Eine Staubschicht hatte sich auf dem Einband abgesetzt.
Tante Lizzy nahm es mit zitternder Hand heraus.
"Das ist es also, was dieses Fach enthielt..."
"Es muss dem Vorbesitzer sehr viel Wert gewesen sein, dass er es hier versteckt hat", meinte ich.
Conroy schob die Schublade wieder hinein, um sie im nächsten Moment erneut herauszuziehen. Aber nun war von der Vertiefung im hinteren Drittel nichts mehr zu sehen. Die Schublade ließ sich nun auch wesentlich weiter herausziehen, ehe sie gegen einen Widerstand stieß.
"Eine geniale Konstruktion", meinte der junge Conroy.
Sein Vater nickte. "Könnte aus der Werkstatt von Adriano Inchingoli kommen, einem Meister aus Florenz, der zu den berühmtesten Geheimfachkonstrukteuren des frühen 18. Jahrhunderts zählte."
Tante Lizzy blätterte indessen in dem Buch.
"Worum handelt es sich?", fragte ich.
"Es ist ein Notizbuch", erwiderte sie. "Verfasst in einer Handschrift, die mir nur allzu bekannt ist... Nein, das ist nicht möglich!"

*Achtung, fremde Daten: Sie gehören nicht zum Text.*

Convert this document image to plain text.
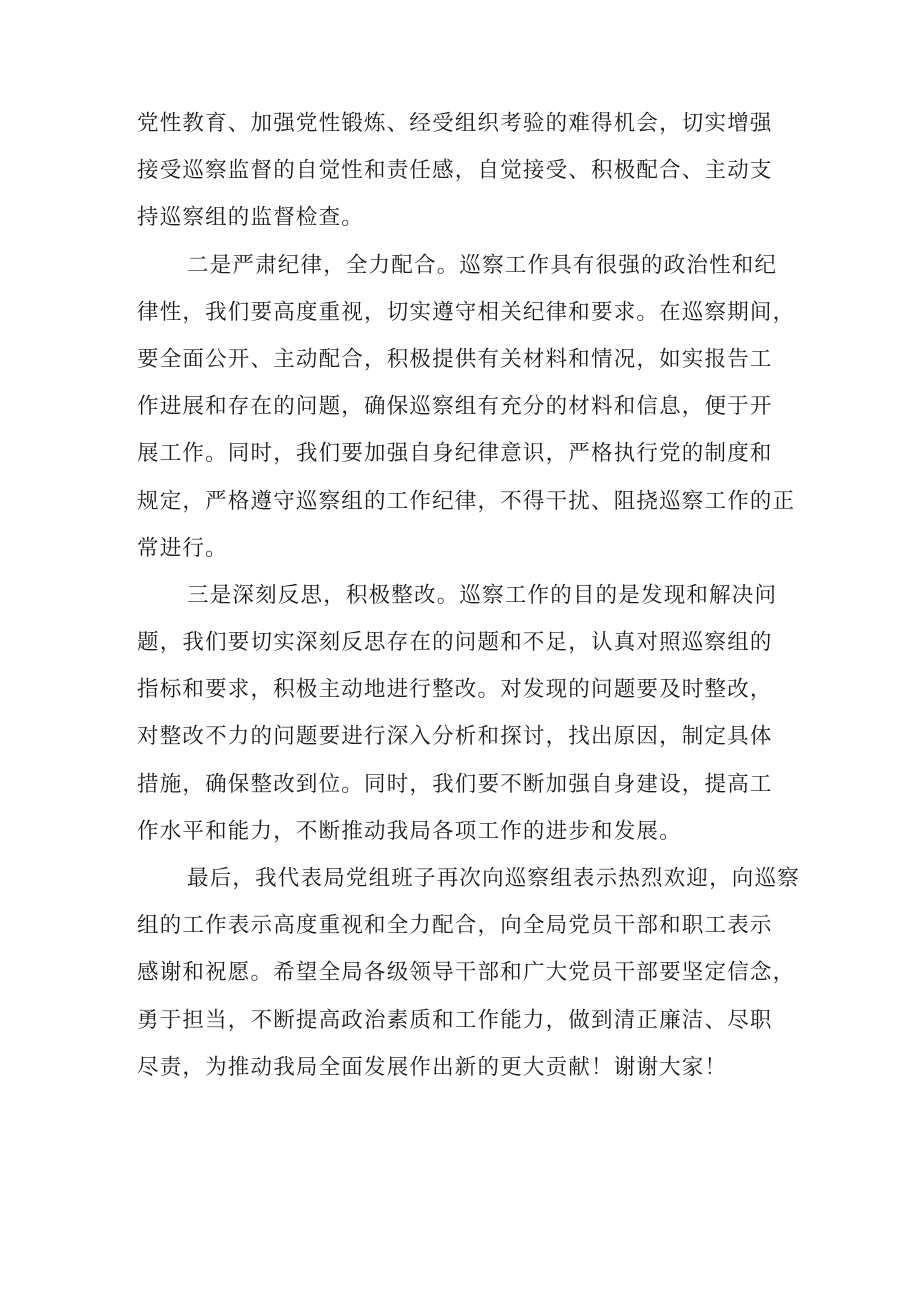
党性教育、加强党性锻炼、经受组织考验的难得机会，切实增强
接受巡察监督的自觉性和责任感，自觉接受、积极配合、主动支
持巡察组的监督检查。
二是严肃纪律，全力配合。巡察工作具有很强的政治性和纪
律性，我们要高度重视，切实遵守相关纪律和要求。在巡察期间，
要全面公开、主动配合，积极提供有关材料和情况，如实报告工
作进展和存在的问题，确保巡察组有充分的材料和信息，便于开
展工作。同时，我们要加强自身纪律意识，严格执行党的制度和
规定，严格遵守巡察组的工作纪律，不得干扰、阻挠巡察工作的正
常进行。
三是深刻反思，积极整改。巡察工作的目的是发现和解决问
题，我们要切实深刻反思存在的问题和不足，认真对照巡察组的
指标和要求，积极主动地进行整改。对发现的问题要及时整改，
对整改不力的问题要进行深入分析和探讨，找出原因，制定具体
措施，确保整改到位。同时，我们要不断加强自身建设，提高工
作水平和能力，不断推动我局各项工作的进步和发展。
最后，我代表局党组班子再次向巡察组表示热烈欢迎，向巡察
组的工作表示高度重视和全力配合，向全局党员干部和职工表示
感谢和祝愿。希望全局各级领导干部和广大党员干部要坚定信念，
勇于担当，不断提高政治素质和工作能力，做到清正廉洁、尽职
尽责，为推动我局全面发展作出新的更大贡献！谢谢大家！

Tante Lizzy war völlig fasziniert.
Sie hielt mir das Buch hin.
Ich zuckte nur verständnislos die Achseln.
"Ich werde das natürlich genauer überprüfen lassen, aber wenn mich nicht alles täuscht, dann ist dies die Handschrift von keinem Geringeren als Hermann von Schlichten!", sagte Tante Lizzy sichtlich ergriffen.
*
Später, als die Conroys gegangen waren, verwandelte sich die provisorisch wirkende Ordnung der Bibliothek im Handumdrehen in etwas, das jeder Außenstehende als Chaos angesehen hätte.
Jeder, außer Tante Lizzy.
Dutzende von Büchern zog sie aus den Regalen heraus. Und ich half ihr dabei, einen großen Karton aus dem Keller heraufzuschleppen, der nichts anderes als Briefe enthielt.

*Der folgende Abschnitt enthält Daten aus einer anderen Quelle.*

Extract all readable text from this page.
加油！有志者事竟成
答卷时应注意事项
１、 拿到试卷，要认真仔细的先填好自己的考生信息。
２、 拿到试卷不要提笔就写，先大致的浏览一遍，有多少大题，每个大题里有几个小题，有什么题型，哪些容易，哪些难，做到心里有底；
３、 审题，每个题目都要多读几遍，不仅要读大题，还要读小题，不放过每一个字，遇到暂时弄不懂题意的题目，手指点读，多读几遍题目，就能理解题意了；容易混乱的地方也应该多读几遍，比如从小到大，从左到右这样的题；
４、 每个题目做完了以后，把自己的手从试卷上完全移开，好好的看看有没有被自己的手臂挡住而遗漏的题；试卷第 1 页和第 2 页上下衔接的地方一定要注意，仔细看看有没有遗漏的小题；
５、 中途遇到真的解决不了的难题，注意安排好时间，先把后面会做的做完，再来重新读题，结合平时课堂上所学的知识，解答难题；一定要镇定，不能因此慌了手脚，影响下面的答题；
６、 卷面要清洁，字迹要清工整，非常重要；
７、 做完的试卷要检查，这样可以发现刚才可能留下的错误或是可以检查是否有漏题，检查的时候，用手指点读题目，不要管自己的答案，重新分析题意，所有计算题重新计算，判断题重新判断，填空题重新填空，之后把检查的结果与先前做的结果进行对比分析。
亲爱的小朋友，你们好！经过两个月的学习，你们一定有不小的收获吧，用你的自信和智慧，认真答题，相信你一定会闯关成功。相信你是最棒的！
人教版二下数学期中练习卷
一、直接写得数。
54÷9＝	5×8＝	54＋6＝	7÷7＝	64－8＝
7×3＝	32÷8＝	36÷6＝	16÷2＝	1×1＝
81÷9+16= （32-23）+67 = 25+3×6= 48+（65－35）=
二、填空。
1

Briefe, die der deutsche Okkultist Hermann von Schlichten um die Jahrhundertwende mit verschiedenen Gönnern und Gleichgesinnten auf den britischen Inseln gewechselt hatte.

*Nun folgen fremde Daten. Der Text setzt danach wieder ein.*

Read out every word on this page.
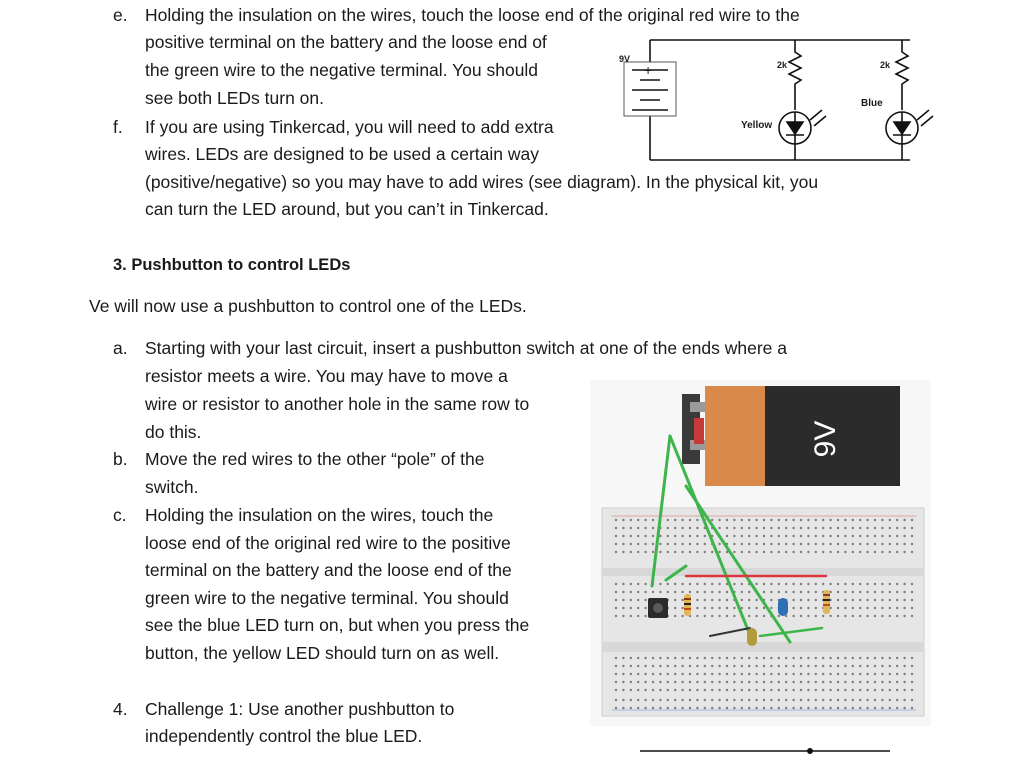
e. Holding the insulation on the wires, touch the loose end of the original red wire to the
positive terminal on the battery and the loose end of
the green wire to the negative terminal. You should
see both LEDs turn on.
f. If you are using Tinkercad, you will need to add extra
wires. LEDs are designed to be used a certain way
(positive/negative) so you may have to add wires (see diagram). In the physical kit, you
can turn the LED around, but you can’t in Tinkercad.
9V
+	2k	2k
Yellow
Blue
3. Pushbutton to control LEDs
Ve will now use a pushbutton to control one of the LEDs.
a. Starting with your last circuit, insert a pushbutton switch at one of the ends where a
resistor meets a wire. You may have to move a
wire or resistor to another hole in the same row to
do this.
b. Move the red wires to the other “pole” of the
switch.
c. Holding the insulation on the wires, touch the
loose end of the original red wire to the positive
terminal on the battery and the loose end of the
green wire to the negative terminal. You should
see the blue LED turn on, but when you press the
button, the yellow LED should turn on as well.
4. Challenge 1: Use another pushbutton to
independently control the blue LED.
9V
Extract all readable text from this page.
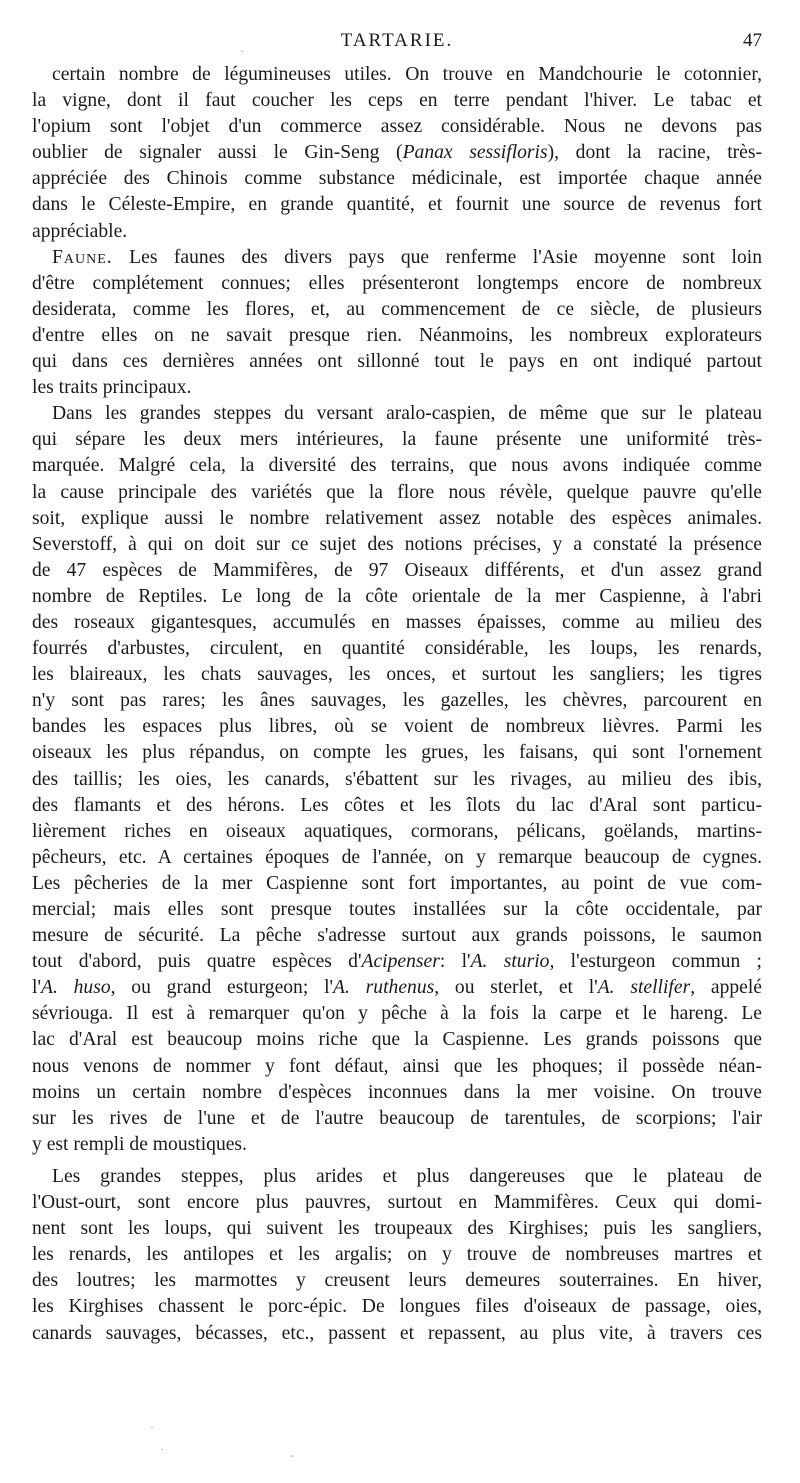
TARTARIE.	47
certain nombre de légumineuses utiles. On trouve en Mandchourie le cotonnier,
la vigne, dont il faut coucher les ceps en terre pendant l'hiver. Le tabac et
l'opium sont l'objet d'un commerce assez considérable. Nous ne devons pas
oublier de signaler aussi le Gin-Seng (Panax sessifloris), dont la racine, très-
appréciée des Chinois comme substance médicinale, est importée chaque année
dans le Céleste-Empire, en grande quantité, et fournit une source de revenus fort
appréciable.
Faune. Les faunes des divers pays que renferme l'Asie moyenne sont loin
d'être complétement connues; elles présenteront longtemps encore de nombreux
desiderata, comme les flores, et, au commencement de ce siècle, de plusieurs
d'entre elles on ne savait presque rien. Néanmoins, les nombreux explorateurs
qui dans ces dernières années ont sillonné tout le pays en ont indiqué partout
les traits principaux.
Dans les grandes steppes du versant aralo-caspien, de même que sur le plateau
qui sépare les deux mers intérieures, la faune présente une uniformité très-
marquée. Malgré cela, la diversité des terrains, que nous avons indiquée comme
la cause principale des variétés que la flore nous révèle, quelque pauvre qu'elle
soit, explique aussi le nombre relativement assez notable des espèces animales.
Severstoff, à qui on doit sur ce sujet des notions précises, y a constaté la présence
de 47 espèces de Mammifères, de 97 Oiseaux différents, et d'un assez grand
nombre de Reptiles. Le long de la côte orientale de la mer Caspienne, à l'abri
des roseaux gigantesques, accumulés en masses épaisses, comme au milieu des
fourrés d'arbustes, circulent, en quantité considérable, les loups, les renards,
les blaireaux, les chats sauvages, les onces, et surtout les sangliers; les tigres
n'y sont pas rares; les ânes sauvages, les gazelles, les chèvres, parcourent en
bandes les espaces plus libres, où se voient de nombreux lièvres. Parmi les
oiseaux les plus répandus, on compte les grues, les faisans, qui sont l'ornement
des taillis; les oies, les canards, s'ébattent sur les rivages, au milieu des ibis,
des flamants et des hérons. Les côtes et les îlots du lac d'Aral sont particu-
lièrement riches en oiseaux aquatiques, cormorans, pélicans, goëlands, martins-
pêcheurs, etc. A certaines époques de l'année, on y remarque beaucoup de cygnes.
Les pêcheries de la mer Caspienne sont fort importantes, au point de vue com-
mercial; mais elles sont presque toutes installées sur la côte occidentale, par
mesure de sécurité. La pêche s'adresse surtout aux grands poissons, le saumon
tout d'abord, puis quatre espèces d'Acipenser: l'A. sturio, l'esturgeon commun ;
l'A. huso, ou grand esturgeon; l'A. ruthenus, ou sterlet, et l'A. stellifer, appelé
sévriouga. Il est à remarquer qu'on y pêche à la fois la carpe et le hareng. Le
lac d'Aral est beaucoup moins riche que la Caspienne. Les grands poissons que
nous venons de nommer y font défaut, ainsi que les phoques; il possède néan-
moins un certain nombre d'espèces inconnues dans la mer voisine. On trouve
sur les rives de l'une et de l'autre beaucoup de tarentules, de scorpions; l'air
y est rempli de moustiques.
Les grandes steppes, plus arides et plus dangereuses que le plateau de
l'Oust-ourt, sont encore plus pauvres, surtout en Mammifères. Ceux qui domi-
nent sont les loups, qui suivent les troupeaux des Kirghises; puis les sangliers,
les renards, les antilopes et les argalis; on y trouve de nombreuses martres et
des loutres; les marmottes y creusent leurs demeures souterraines. En hiver,
les Kirghises chassent le porc-épic. De longues files d'oiseaux de passage, oies,
canards sauvages, bécasses, etc., passent et repassent, au plus vite, à travers ces
·
·
·	-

So unter anderem mit einem Hutmacher aus Bristol, der die obskuren Forschungen von Schlichtens großzügig unterstützt hatte.
Tante Lizzy hatte einige dieser Briefwechsel antiquarisch erworben und inzwischen zu einem großen Teil auch geordnet.
Hermann von Schlichten war gleichermaßen einer der genialsten und geheimnisumwittersten Personen, die sich mit der Erforschung des Übersinnlichen befasst hatten.
Sein großes Kompendium des Übersinnlichen, ein Buch mit dem Titel ABSONDERLICHE KULTE, verfasste von Schlichten in mittelalterlichem Latein. Damit hatte er die schwarzen Rituale und Beschwörungen, die es in großer Zahl enthielt, vor dem Zugriff Unbefugter bewahren wollen.
Den in den Händen gewissenloser Menschen waren diese Rituale eine furchtbare Waffe, mit der äonenaltes Grauen heraufbeschworen werden konnte. Dämonen, Untote, magische Wesen und Verbindungen in andere Dimensionen und ihren nichtmenschlichen Bewohnern, denen das Schicksal der Menschen so gleichgültig war, wie uns der Tod eines erschlagenen Insekts.
Tante Lizzy besaß neben einem Original-Exemplar der ABSONDERLICHEN KULTE auch mehrere Übersetzungen, die sich jedoch teilweise erheblich unterschieden.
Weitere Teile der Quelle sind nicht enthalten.